Sucking-swallowing-breathing coordination is obtained when the infant can safely and efficiently receive oral feeding, that is, with no risk of aspiration. This coordination is evidenced by the absence of alteration in physiological parameters, such as oxygen desaturation, respiratory discomfort, apnea, bradycardia or tachycardia, and demonstration of 1:1:1 or 2:2:1 ratio for sucking to swallowing to breathing(4).

During feeding, PTNB are notably less efficient than full-term newborns (FTNB), presenting failures and alternative efforts to protect their airways and periods of apnea during vigorous sucking, which prevent them from presenting the consistent 1:1:1 sequence of sucking, swallowing and breathing observed among FTNB(8). Hence, during oral feeding, this population can present episodes of desaturation, apnea and/or bradycardia(4), which are clinical signs suggestive of alterations in swallowing dynamics.

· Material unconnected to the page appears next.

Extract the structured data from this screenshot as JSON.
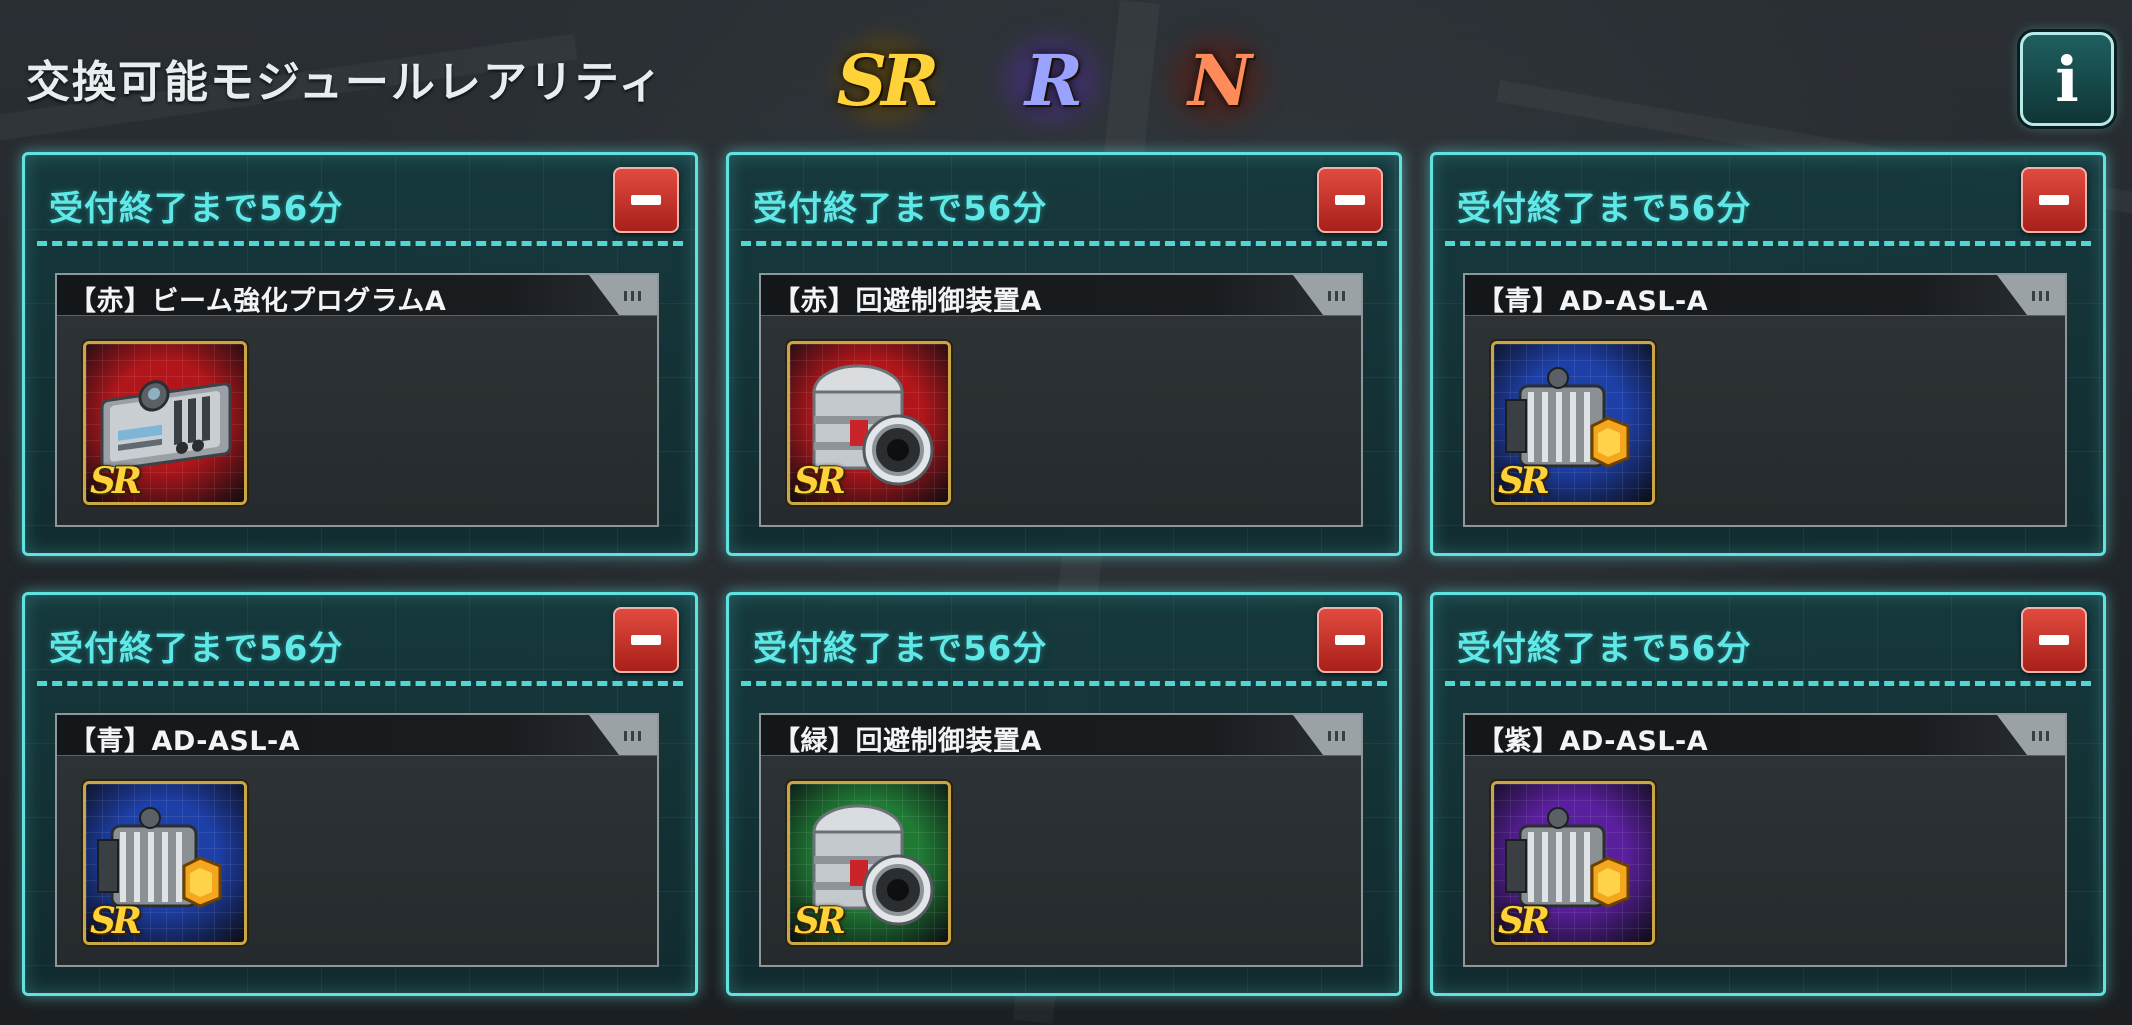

The main signs and symptoms that can indicate deglutition disorders are: weight loss, refusal to feed, irritation, cough, regurgitation, choking, respiratory discomfort, stridor, cyanosis, apnea, oxygen desaturation, bradycardia, and recurrent respiratory infections, especially pneumonia(10-12). In these cases, the following swallowing phases can be altered: oral preparatory, oral, pharyngeal and/or esophageal(10). Moreover, these signs and symptoms can also indicate the presence of gastroesophageal reflux (GER)(13,14).

The incidence of GER in PTNB varies from 22% to 85%(13). The pharyngeal stimulation due to GER episodes, in PTNB, causes the reflex interruption of breathing and bradycardia instead of swallowing and cough, as in FTNB(15). A few studies have tried to demonstrate the relationship between the presence of GER, apnea and bradycardia on PTNB, however, the results are controversial: some show correlation between them(15,16), while others do not corroborate these findings(17,18).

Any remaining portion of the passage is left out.